3. Since it will fail 100 times, “Fail it fast!”

“If you knew you’d succeed after 100 failures, how fast would you want to get those 100 done?” This is Adib’s philosophy. This logic extends to products: when drones are as cheap as bullets, commanders are no longer afraid of breaking them. Low cost brings the most precious “fault tolerance” in the battlefield.

4. Your first customers may already be in your community

Titan Dynamics has never actively marketed itself. Adib was simply sharing designs he found “cool” on social media when he accidentally attracted a group of military personnel who are also RC enthusiasts. This “community penetration” allowed Titan to operate steadily for two years with no external fundraising at all. Recently, they have received strong endorsements from the capital markets, attracting well-known investors such as Tamarack Global, which specializes in defense technology, Cherubic Ventures, and Silicon Valley’s top startup accelerator, HF0.

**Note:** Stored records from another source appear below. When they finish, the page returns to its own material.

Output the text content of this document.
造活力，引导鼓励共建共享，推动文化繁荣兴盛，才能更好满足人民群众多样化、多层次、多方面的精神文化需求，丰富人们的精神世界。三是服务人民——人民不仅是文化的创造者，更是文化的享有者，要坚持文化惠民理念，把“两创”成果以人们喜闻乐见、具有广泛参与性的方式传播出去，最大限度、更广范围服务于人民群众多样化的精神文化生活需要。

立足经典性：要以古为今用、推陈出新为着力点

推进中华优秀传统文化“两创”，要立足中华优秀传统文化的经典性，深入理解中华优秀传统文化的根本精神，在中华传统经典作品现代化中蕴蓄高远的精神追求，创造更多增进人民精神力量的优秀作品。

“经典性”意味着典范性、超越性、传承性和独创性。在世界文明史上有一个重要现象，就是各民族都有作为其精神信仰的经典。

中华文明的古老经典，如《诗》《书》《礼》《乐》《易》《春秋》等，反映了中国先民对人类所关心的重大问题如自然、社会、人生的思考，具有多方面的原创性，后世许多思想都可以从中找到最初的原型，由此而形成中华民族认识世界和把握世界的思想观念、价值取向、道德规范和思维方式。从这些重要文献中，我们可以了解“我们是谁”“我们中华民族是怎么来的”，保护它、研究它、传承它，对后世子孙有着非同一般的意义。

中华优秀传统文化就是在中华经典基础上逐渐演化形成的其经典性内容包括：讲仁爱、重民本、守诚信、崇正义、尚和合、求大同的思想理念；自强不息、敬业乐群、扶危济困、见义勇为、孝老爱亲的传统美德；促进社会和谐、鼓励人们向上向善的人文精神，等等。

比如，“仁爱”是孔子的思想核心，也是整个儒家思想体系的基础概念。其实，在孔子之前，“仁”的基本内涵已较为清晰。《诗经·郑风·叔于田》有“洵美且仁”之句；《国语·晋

Titan Dynamics is driving a manufacturing revolution in drone technology. (Photo credit: Titan Dynamics)

A Manufacturing Revolution in the Realm of Flight

Titan Dynamics is experiencing a manufacturing leap. With the new “aerospace-grade” carbon fiber printing technology (CBAM), they are breaking the stereotype of 3D printing as “fragile.” This new process produces a composite airframe that is so strong that it won’t break even if a person steps on it, and it produces at a hundred times the speed. This technology allows them to produce medium to large drones with longer ranges at a very low cost. Adib believes that with technological advances, even commercial airliners can be produced in a very short period of time in the future.

When he was nine years old, Adib was sitting on a plane from Bangladesh to the United States, looking at the wings and thinking: “The people who build airplanes must be really cool.”

Now he’s really building airplanes. The revolution that started with a Discord message has taken flight. Today, Titan Dynamics wings are soaring over the skies of four continents.